For people who chose to view through their ad, they then cookied those guys, put them in the next list, and then they showed them the next episode of that story. Those guys who watched all the way through, they put them into the next episode of that story. By the end, while you had a smaller group of people watching your work and hearing your message, they were achieving around 40% view-through rates on those trivial ads, which is extraordinary when you think about it. When you think about your own consumer behaviour, I just want to watch the cat video. Come on. Move it along. You know these guys who have been primed from a storytelling perspective by using remarketing getting to the end of that funnel and being super engaged. I would challenge you all to think about remarketing potentially in a different way to tell stories, so sweating your assets.

I think on YouTube, the biggest point to remember is that data and that performance mindset is what feeds YouTubers. It’s what makes them successful. All of the best YouTubers, all of the biggest YouTube channels are obsessed with metrics. They are obsessed with when they do something what happens. When they upload a video, how many comments, how many shares, what’s the engagement level? That’s really, really important to them. You know they are looking at their views per month and obviously their biggest metrics, they’re looking at their subscriber base. If I post that video how many subscribers do I pickup as a result? That is the main thing that a YouTuber cares about, and actually that’s what we encourage brands to care about as well to try and build that long-term sustainable relationship.

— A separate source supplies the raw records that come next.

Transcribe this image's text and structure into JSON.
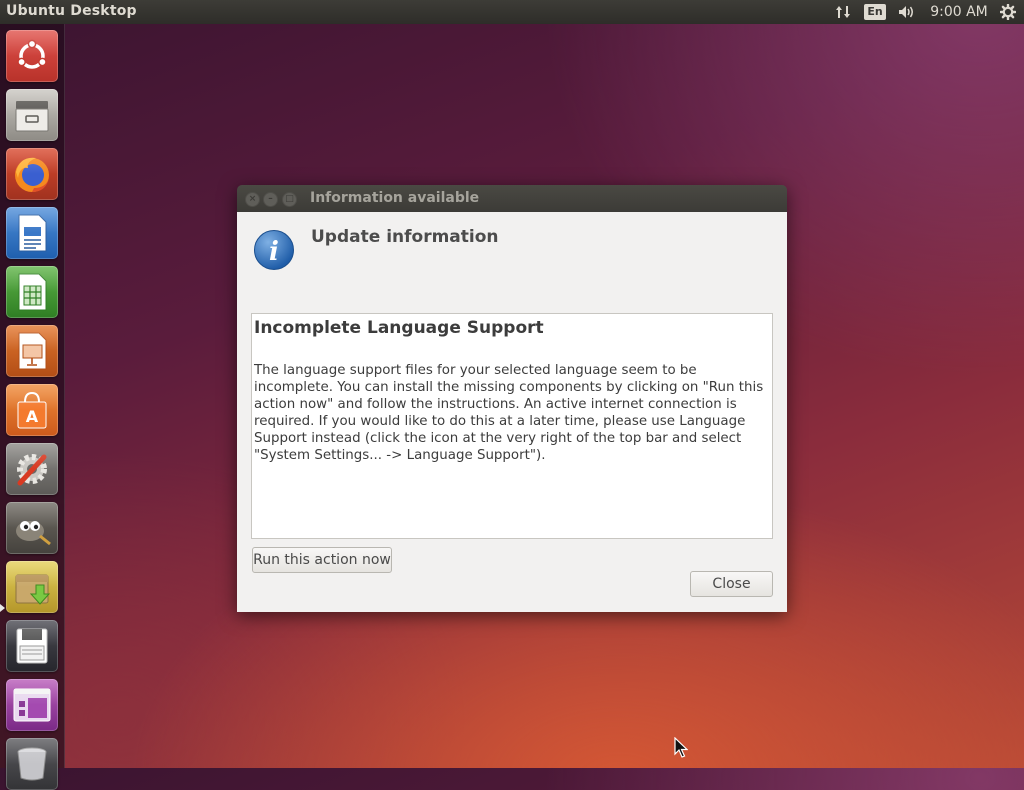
{
  "topbar": {
    "title": "Ubuntu Desktop",
    "language": "En",
    "clock": "9:00 AM"
  },
  "launcher": {
    "items": [
      {
        "name": "ubuntu-dash",
        "icon": "ubuntu-logo-icon"
      },
      {
        "name": "files",
        "icon": "file-cabinet-icon"
      },
      {
        "name": "firefox",
        "icon": "firefox-icon"
      },
      {
        "name": "libreoffice-writer",
        "icon": "writer-document-icon"
      },
      {
        "name": "libreoffice-calc",
        "icon": "calc-spreadsheet-icon"
      },
      {
        "name": "libreoffice-impress",
        "icon": "impress-presentation-icon"
      },
      {
        "name": "ubuntu-software",
        "icon": "software-bag-icon"
      },
      {
        "name": "system-settings",
        "icon": "gear-wrench-icon"
      },
      {
        "name": "gimp",
        "icon": "gimp-icon"
      },
      {
        "name": "software-updater",
        "icon": "package-download-icon",
        "active": true
      },
      {
        "name": "floppy",
        "icon": "floppy-disk-icon"
      },
      {
        "name": "workspace-switcher",
        "icon": "window-icon"
      },
      {
        "name": "trash",
        "icon": "trash-icon"
      }
    ]
  },
  "dialog": {
    "window_title": "Information available",
    "heading": "Update information",
    "message_title": "Incomplete Language Support",
    "message_body": "The language support files for your selected language seem to be incomplete. You can install the missing components by clicking on \"Run this action now\" and follow the instructions. An active internet connection is required. If you would like to do this at a later time, please use Language Support instead (click the icon at the very right of the top bar and select \"System Settings... -> Language Support\").",
    "run_button": "Run this action now",
    "close_button": "Close"
  },
  "colors": {
    "topbar_bg": "#3c3b37",
    "dialog_bg": "#f2f1f0",
    "wallpaper_orange": "#d45a36",
    "wallpaper_purple": "#5a1c3c"
  }
}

Jamie Oliver, this is what he has become obsessed with. Food Tube, which I’m sure many of you have seen, is a really serious part of his business now, and he takes it extremely seriously. Looking at stuff like all of the important metrics to do with views and subscribers. He knows that when he does a collaboration, which you will see there, the Guinness World Record collaboration, his subscribers and his views would suddenly shoot up. Actually successful YouTubers, the ones who takes it seriously already have that kind of built-in performance mindset. That’s because the success of their content is much more than the video itself. It’s all of this other stuff.

Actually it’s all of the words and the language that we associate with the performance world which is data, and tagging, and metrics, and metadata, titles, descriptions. There is definite art and science that need to come together on this platform. It’s not enough to just put up a beautiful, creative execution, cross your fingers and hope it’s going to fly. The ones that really understand YouTube really understand a lot of this performance driven stuff as well.

Going to finish with this stupid video, because I might as well. I’ll play it first. I’m sure many of you have seen this. If you have children, I’m sure you’ll appreciate it as well.

Male: Hey.

Female: Hey.

Male: How’s it going?

Female: Good. You?

Male: Good. What do you want to do for dinner?

Male: No. You can’t talk to her right now.

Male: What?

Male: You can’t talk to her right now, because I’m talking to her right now.

Male: Okay, well, that’s my wife. And I can talk to my wife whenever I want to talk to my wife, and she can talk to me whenever she wants to talk to me.

Male: No. She’s not your wife. She’s the princess.

Female: I’m the princess right now.

Male: See.

Male: Well...

Male: Okay, so she’s playing with me. You just go over there right now. Look at how much fun we’re having.

Charlotte Morton: Great. What’s so great about this is that this is just a guy who had an idea about - I have these funny chats with my kids. He has made this into an ongoing series. I think since May of last year, he’s garnered about 700,000 subscribers. He’s on season five of Conversations with My now Three-Year-Old, and what I love about this is he can drive real action off of the back of it. You can subscribe. He’s got merchandise going on. You can watch Series one and two, but again, it’s a great example of just showing that anybody, Joe Bloggs off the street, this very, very creative platform, if you can think about working it really hard, it can work for you very hard as well.

That’s all from me, so thank you very much.